Jumat, 17 Desember 2010

Bercita-citalah Maka Kau Akan Sempurna

Oleh: Irvan Aqila


Cita-cita itu ibarat sebuah dinamo. Ia akan menggerakkan arus positif dan arus negatif yang akan mengontrol tubuh kita. Ia juga ibarat sebuah bahan bakar, yang menggerakkan kendaraan untuk bergerak maju dan melesatkan kereta dengan cepat.
Cita-cita itu ibarat sebuah pintu. Ya, ia adalah pintu kebahagian, pintu kesuksesan, dan pintu kesempurnaan.
Cita-cita itu juga ibarat sebuah obat yang mujarab. Ia akan menghilangkan kelemahan. Menghilangkan kemalasan. Menghilangkan kesedihan. Dan menghilangkan kehinaan.
Itulah sebungkus motivasi yang aku dapat setelah membaca buku karya Akhi Solikhin Abu Izzudin; Zero To Hero terbitan Pro-U Media. Kata-kata itu pula aku ambil sekerat demi sekerat dari tulisan beliau yang ada di dalam bukunya.
Tahun 2003 aku divonis dokter menderita GERD; Gastro Esophageal Reflux Disease. Penyakit ini menyerang esofagus dan lambung. GERD bermula dari maag yang terlalu diabaikan dan pola hidup yang jauh dari kata disiplin. Sehingga kemudian asam lambung yang berlebih sering naik ke esofagus (jembatan antara kerongkongan menuju lambung) ketika mencerna makanan. Dan menyebabkan rusaknya esofagus/GERD. Rasanya sangat tidak nyaman, susah bernafas (sesak), mudah pusing, cepat lelah, nyeri uluhati, dan lain sebagainya. Semua itu sudah barang tentu sangat membatasi gerak tubuhku sehari-hari.
GERD menyulapku menjadi laki-laki lemah.
Bahkan akibat GERD aku dipaksa menghentikan seluruh aktivitas kuliahku di akhir tahun 2005. Dan hingga kini mimpi untuk jadi sarjana itu pun masih menggantung entah dimana.

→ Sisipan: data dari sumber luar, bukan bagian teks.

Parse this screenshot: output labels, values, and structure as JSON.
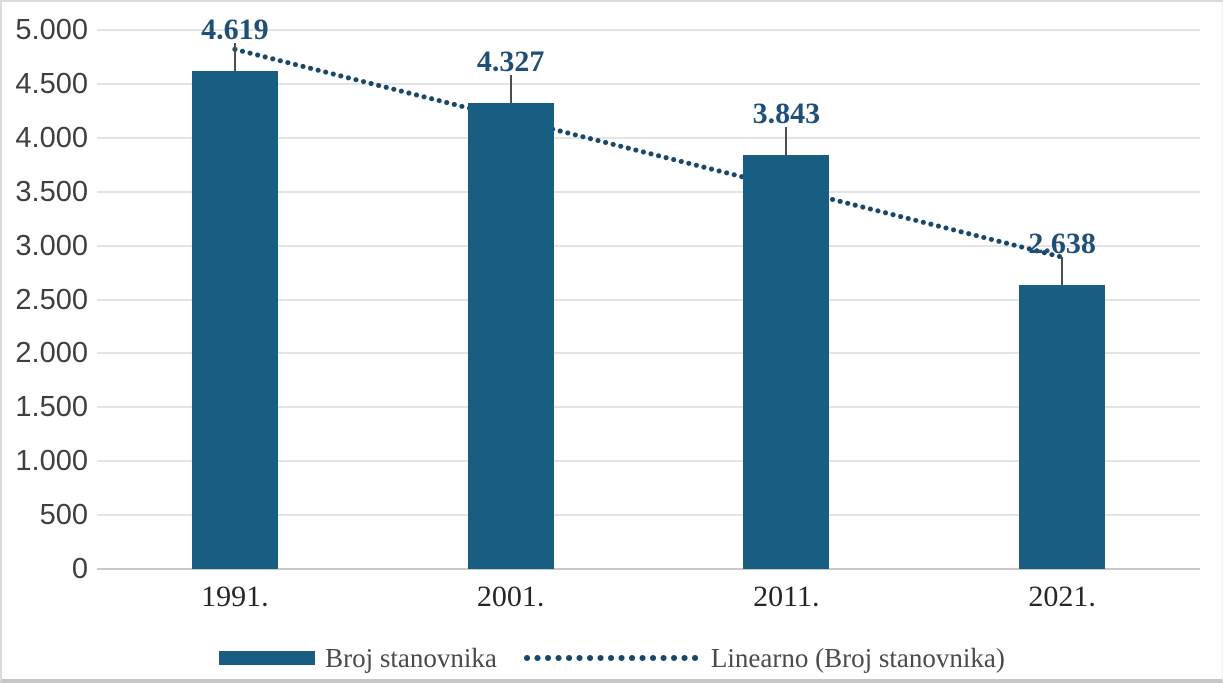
{
  "chart_data": {
    "type": "bar",
    "categories": [
      "1991.",
      "2001.",
      "2011.",
      "2021."
    ],
    "series": [
      {
        "name": "Broj stanovnika",
        "values": [
          4619,
          4327,
          3843,
          2638
        ]
      }
    ],
    "data_labels": [
      "4.619",
      "4.327",
      "3.843",
      "2.638"
    ],
    "trendline": {
      "name": "Linearno (Broj stanovnika)",
      "fit": "linear",
      "endpoint_values": [
        4820.8,
        2892.7
      ],
      "style": "dotted"
    },
    "title": "",
    "xlabel": "",
    "ylabel": "",
    "ylim": [
      0,
      5000
    ],
    "ytick_step": 500,
    "ytick_labels": [
      "0",
      "500",
      "1.000",
      "1.500",
      "2.000",
      "2.500",
      "3.000",
      "3.500",
      "4.000",
      "4.500",
      "5.000"
    ],
    "grid": true,
    "legend_position": "bottom",
    "colors": {
      "bar": "#175e82",
      "trendline": "#17486b",
      "data_label_text": "#1f4e79",
      "leader_line": "#4d4d4d",
      "y_axis_text": "#3f3f3f",
      "x_axis_text": "#262626",
      "gridline": "#e4e4e4",
      "baseline": "#c9c9c9",
      "legend_text": "#4a4a4a",
      "background": "#ffffff"
    }
  },
  "legend": {
    "items": [
      {
        "label": "Broj stanovnika",
        "swatch": "bar"
      },
      {
        "label": "Linearno (Broj stanovnika)",
        "swatch": "dotted-line"
      }
    ]
  }
}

Bertahun-tahun aku terkungkung dalam ketidakberdayaan. Menyepi di dalam rumah ketika remaja seumuranku sibuk bercengkerama dengan ilmu di kampus-kampus dan teman sebaya. Saat mereka bergerak ke sana kemari mengisi hidup, aku malah sibuk membuat bubur dan macam-macam rebusan sayur untuk jatah makanku hari ini. Ajib kan? Yah, begitu seterusnya.

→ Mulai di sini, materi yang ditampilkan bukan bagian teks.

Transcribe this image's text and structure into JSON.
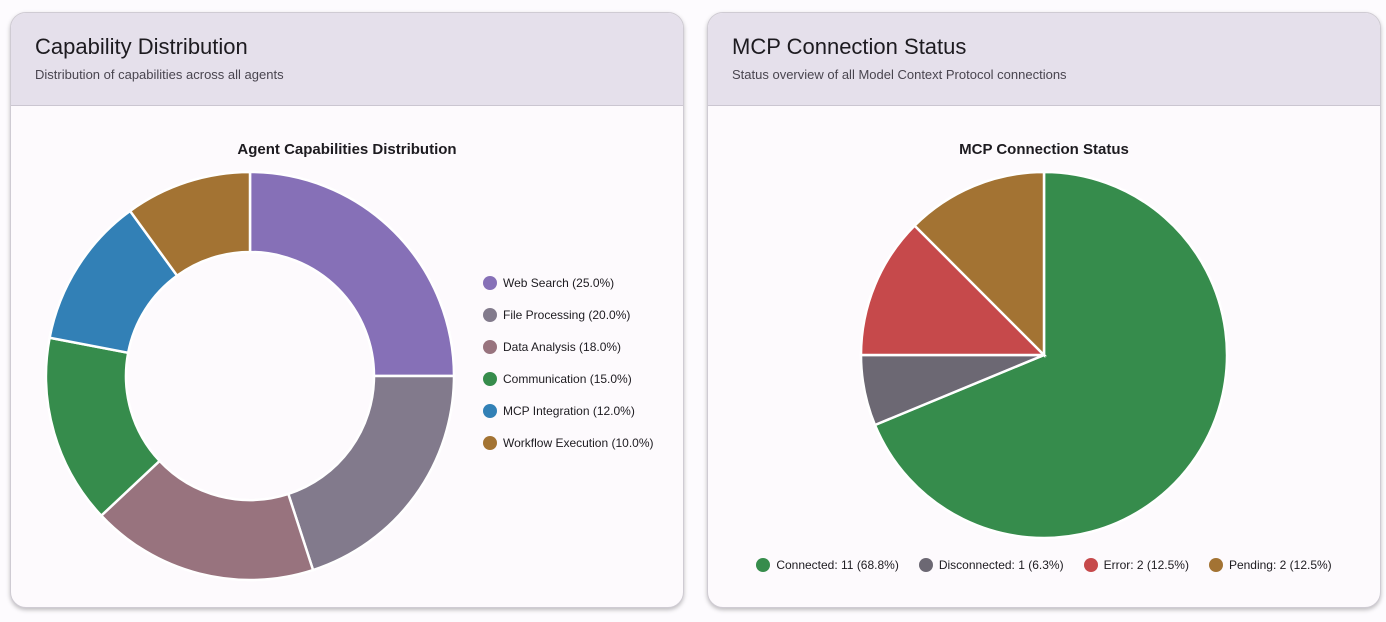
{
  "cards": [
    {
      "title": "Capability Distribution",
      "subtitle": "Distribution of capabilities across all agents"
    },
    {
      "title": "MCP Connection Status",
      "subtitle": "Status overview of all Model Context Protocol connections"
    }
  ],
  "chart_data": [
    {
      "type": "pie",
      "variant": "donut",
      "title": "Agent Capabilities Distribution",
      "legend_position": "right",
      "categories": [
        "Web Search",
        "File Processing",
        "Data Analysis",
        "Communication",
        "MCP Integration",
        "Workflow Execution"
      ],
      "values": [
        25.0,
        20.0,
        18.0,
        15.0,
        12.0,
        10.0
      ],
      "legend_labels": [
        "Web Search (25.0%)",
        "File Processing (20.0%)",
        "Data Analysis (18.0%)",
        "Communication (15.0%)",
        "MCP Integration (12.0%)",
        "Workflow Execution (10.0%)"
      ],
      "colors": [
        "#8670b7",
        "#827a8c",
        "#98737e",
        "#368c4c",
        "#3280b6",
        "#a37333"
      ]
    },
    {
      "type": "pie",
      "title": "MCP Connection Status",
      "legend_position": "bottom",
      "categories": [
        "Connected",
        "Disconnected",
        "Error",
        "Pending"
      ],
      "values": [
        11,
        1,
        2,
        2
      ],
      "percentages": [
        68.8,
        6.3,
        12.5,
        12.5
      ],
      "legend_labels": [
        "Connected: 11 (68.8%)",
        "Disconnected: 1 (6.3%)",
        "Error: 2 (12.5%)",
        "Pending: 2 (12.5%)"
      ],
      "colors": [
        "#368c4c",
        "#6c6873",
        "#c6494b",
        "#a37333"
      ]
    }
  ]
}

Dan efek dari puncak keterbatasan itu adalah ketika aku memutuskan untuk menanggalkan semua cita-cita dan mimpi yang selama ini telah kurajut sempurna. Dokter/rumah sakit seperti sudah menjadi teman/rumah keduaku. Bolak-balik mengunjungi mereka dalam rentang waktu yang sangat dekat.
Aku bagai bangkai yang berjalan. Hidup tak tentu arah karena tak punya sedikit pun cita-cita dan mimpi. Bergerak, berpindah, beringsut dari satu posisi ke posisi lain, namun tak disertai tujuan yang berarti. Karena aku merasa seluruhnya tidak mampu aku lakukan lantaran fisik yang sungguh terbatas ini.
Hanya kesembuhan yang aku harapkan. Tidak ada lagi.
Singkat cerita di beberapa tahun belakang, aku seperti menemukan kembali semangat hidup yang sempat tergadaikan oleh GERD. Dan salah satu penyebabnya adalah lecutan motivasi yang digoreskan oleh Akhi Solikhin di dalam karyanya yang fenomenal saat itu; Zero To Hero.
Di penghujung 2006 tepatnya aku menemukan buku ini. Seorang teman yang menjadi wasilahnya. Saat itu aku sedang berkunjung ke toko sembako tempat dia bekerja, karena saking bosannya berada di rumah dan hanya itu-itu saja yang aku kerjakan. Letaknya tidak jauh, masih dalam satu komplek perumahan. Kebetulan dia juga adalah teman mengajiku.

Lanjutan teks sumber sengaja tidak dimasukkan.